If the terms of the agreement are not followed, it might be that the active farmer status could be challenged and, if proven, the payments withdrawn and additional penalties levied.

If the owner does not have control of the land, then there will also be implications when it comes to inheritance tax reliefs available.

The court case McCall v HMRC showed the importance of being able to show a farmer who offers land out on a licence is still carrying out sufficient farming activities to qualify for business property relief (BPR). 

In that instance, a claim for BPR was rejected because it was ruled the land was an investment rather than a farming business.

How to avoid the mistake

This is really about showing attention to detail. Herbage agreements or grazing licences should be carefully drafted and followed to the letter to avoid risk.

Often people draw up an agreement the first year, but they don’t then review the paperwork.

A landowner who doesn’t have any paperwork or any receipts to prove that they have been farming the land will have nothing to justify their trading activity in the event of a claim.

Agreements must also be operated properly – just having the paperwork is not enough. You need to be able to show what is actually happening on the ground.

6. Failing to meet residential property obligations

Smoke alarm being fitted

© Frederic Sierakowski/Rex/Shutterstock

There have been a number of developments in the past year or so which affect farmers letting out residential property, whether to agricultural workers or otherwise. 

While not all of these are new requirements, it is important that none are overlooked as it could result in a hefty fine or make it more difficult to regain possession of the property in the event that you want to bring the tenancy to an end.

How to avoid the mistake

Since 1 February 2016, anyone who rents out property (other than to an employee) must obtain proof that the tenant has the legal right to reside in the UK and is not in the country illegally.

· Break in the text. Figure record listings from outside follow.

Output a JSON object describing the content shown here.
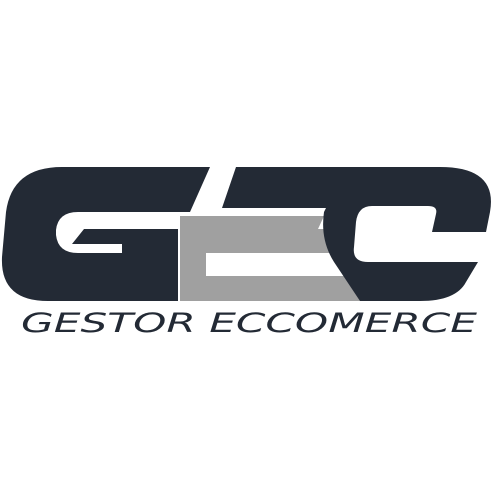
{
  "brand": {
    "monogram": "GEC",
    "tagline": "GESTOR ECCOMERCE"
  },
  "colors": {
    "background": "#ffffff",
    "dark": "#232a35",
    "gray": "#a0a0a0"
  }
}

Landlords must take copies of suitable documentation, which includes a passport or residence permit.  Penalties for non-compliance include fines of up to £3,000 per instance.

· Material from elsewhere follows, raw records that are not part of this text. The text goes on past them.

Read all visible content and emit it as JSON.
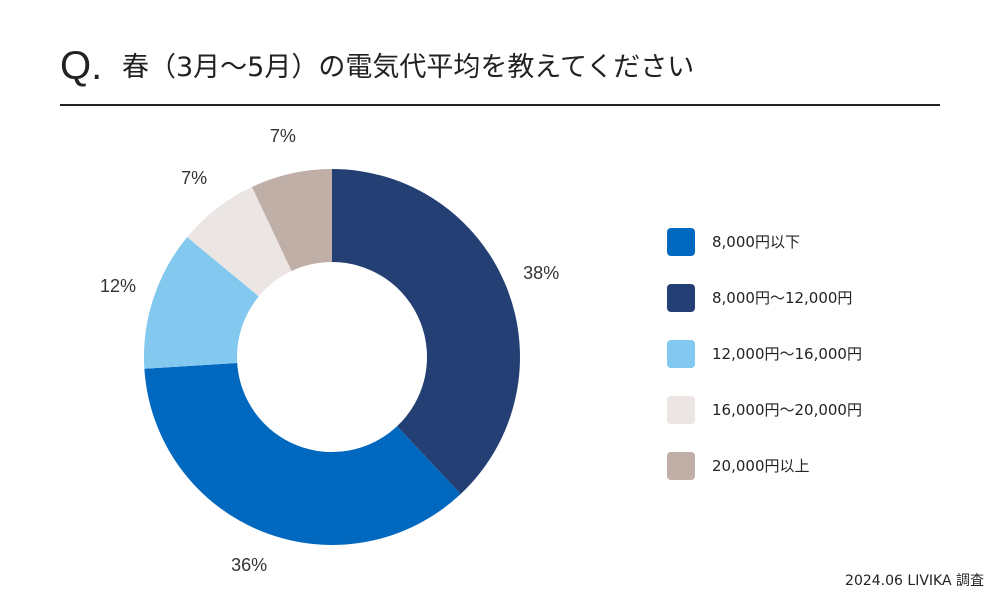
{
  "question": {
    "mark": "Q.",
    "text": "春（3月〜5月）の電気代平均を教えてください"
  },
  "chart_data": {
    "type": "pie",
    "style": "donut",
    "title": "春（3月〜5月）の電気代平均を教えてください",
    "categories": [
      "8,000円以下",
      "8,000円〜12,000円",
      "12,000円〜16,000円",
      "16,000円〜20,000円",
      "20,000円以上"
    ],
    "values": [
      36,
      38,
      12,
      7,
      7
    ],
    "labels": [
      "36%",
      "38%",
      "12%",
      "7%",
      "7%"
    ],
    "colors": [
      "#0068bf",
      "#243f73",
      "#82c8ef",
      "#ebe6e3",
      "#c0afa6"
    ],
    "slice_order": [
      1,
      0,
      2,
      3,
      4
    ],
    "legend_position": "right",
    "legend_order": [
      0,
      1,
      2,
      3,
      4
    ]
  },
  "footer": {
    "source": "2024.06 LIVIKA 調査"
  }
}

Since 1 October 2015, it has also been a requirement for landlords to install working smoke and carbon monoxide alarms in their properties. Smoke alarms must be on every floor of the property, and tested at the start of every tenancy.

Carbon monoxide alarms are required in high-risk rooms, which are those with a solid fuel appliance. Failure to install smoke and carbon monoxide alarms could lead to a fine of up to £5,000.   

There is no current requirement to provide a carbon monoxide alarm in rooms where a gas or oil boiler is in situation, but doing so would certainly be best practice.

Before an assured shorthold tenancy is granted, it is also now a requirement that landlords must provide tenants with an energy performance certificate for the house, the current gas safety certificate (if applicable) and a copy of the government’s “How to Rent” guide. 

Failure to do so will mean that the landlord cannot serve notice to regain possession of the property until the situation is rectified.